Since that day the beach at Playa de la Caleta has also been known as “Halle Berry beach”, named after the actor playing the role of the Bond Girl in the film.
It was a smart decision by the producers to choose Cádiz as one of the locations for the twentieth 007 film. This Spanish city plays Havana in this scene, which worked remarkably well, as even in the real world Cádiz is known as Habanita (Little Havana). The two cities have a similar charm, albeit Little Havana’s paintwork is in a little better shape and the cars are rather more up-to-date.
Cádiz is also called Little Havana. Although the cars are at least sixty years younger.
Cádiz is historic and atmospheric. As the city was founded in around 1100 BC by the Phoenicians it claims to be the oldest city in Europe. Even 3000 years ago people realised that this spot, not far from the Straits of Gibraltar, was strategic, whilst a Roman amphitheatre with ten thousand seats shows that the Romans also thought Cádiz was a keeper.
I walk past the stately homes built for the city’s rich, often ship owners who made a pretty penny trading gold and silver between Spain and the Americas. Many of them built watchtowers on their houses, from which they could observe whether their ships (literally and metaphorically) had come in.

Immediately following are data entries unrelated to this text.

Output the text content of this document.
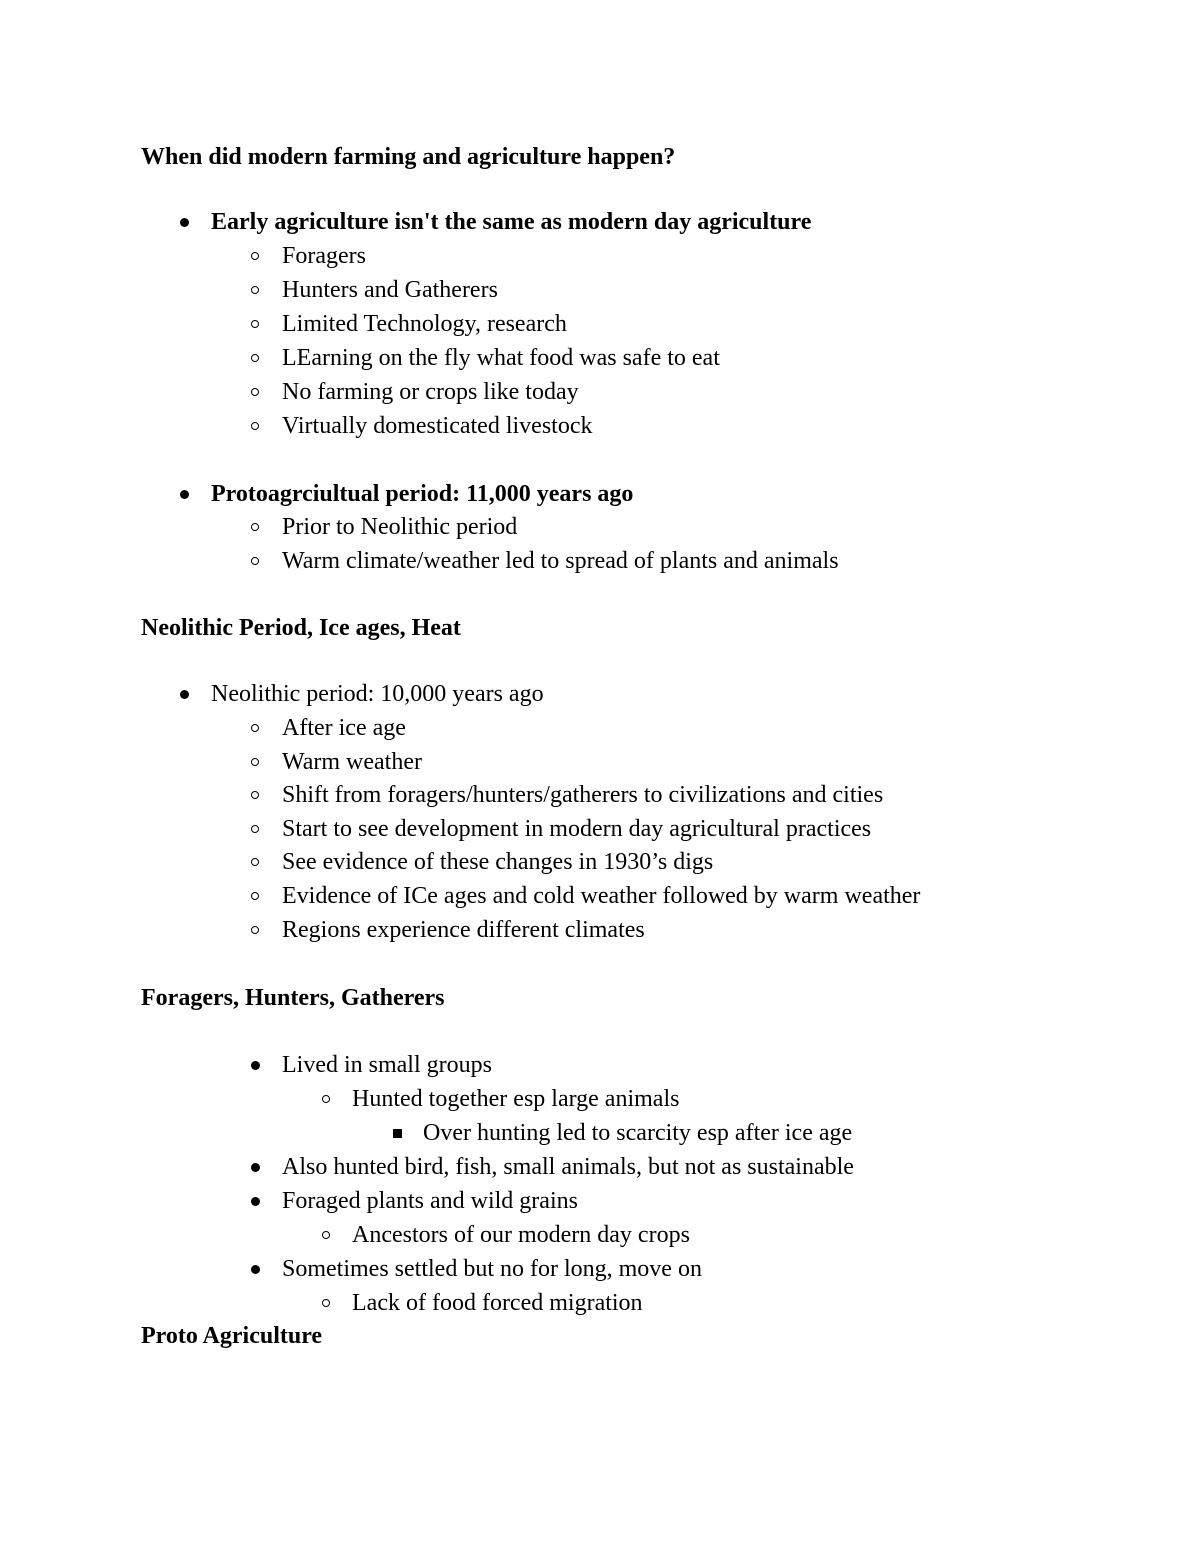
When did modern farming and agriculture happen?
Early agriculture isn't the same as modern day agriculture
Foragers
Hunters and Gatherers
Limited Technology, research
LEarning on the fly what food was safe to eat
No farming or crops like today
Virtually domesticated livestock
Protoagrciultual period: 11,000 years ago
Prior to Neolithic period
Warm climate/weather led to spread of plants and animals
Neolithic Period, Ice ages, Heat
Neolithic period: 10,000 years ago
After ice age
Warm weather
Shift from foragers/hunters/gatherers to civilizations and cities
Start to see development in modern day agricultural practices
See evidence of these changes in 1930’s digs
Evidence of ICe ages and cold weather followed by warm weather
Regions experience different climates
Foragers, Hunters, Gatherers
Lived in small groups
Hunted together esp large animals
Over hunting led to scarcity esp after ice age
Also hunted bird, fish, small animals, but not as sustainable
Foraged plants and wild grains
Ancestors of our modern day crops
Sometimes settled but no for long, move on
Lack of food forced migration
Proto Agriculture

For this reason, the towers were often fitted with periscopes. The periscope on the 45m tall Tavira Tower is part of a large camera obscura, and as a citizen of the 21st century, an age filled with CCTV cameras and drones, the view from this device is a truly wonderful experience. Live images of the city are projected onto a large table in the Tavira Tower via a mirror and a lens. We can see what’s happening down below in amazing detail. The lens can zoom in very closely, and no one down on the square goes unnoticed. The tour guide then points the lens in the direction of the beach. “Magnificent view, no?” We nod, but no matter how hard we look no stunner in an orange bikini emerges out onto the beach.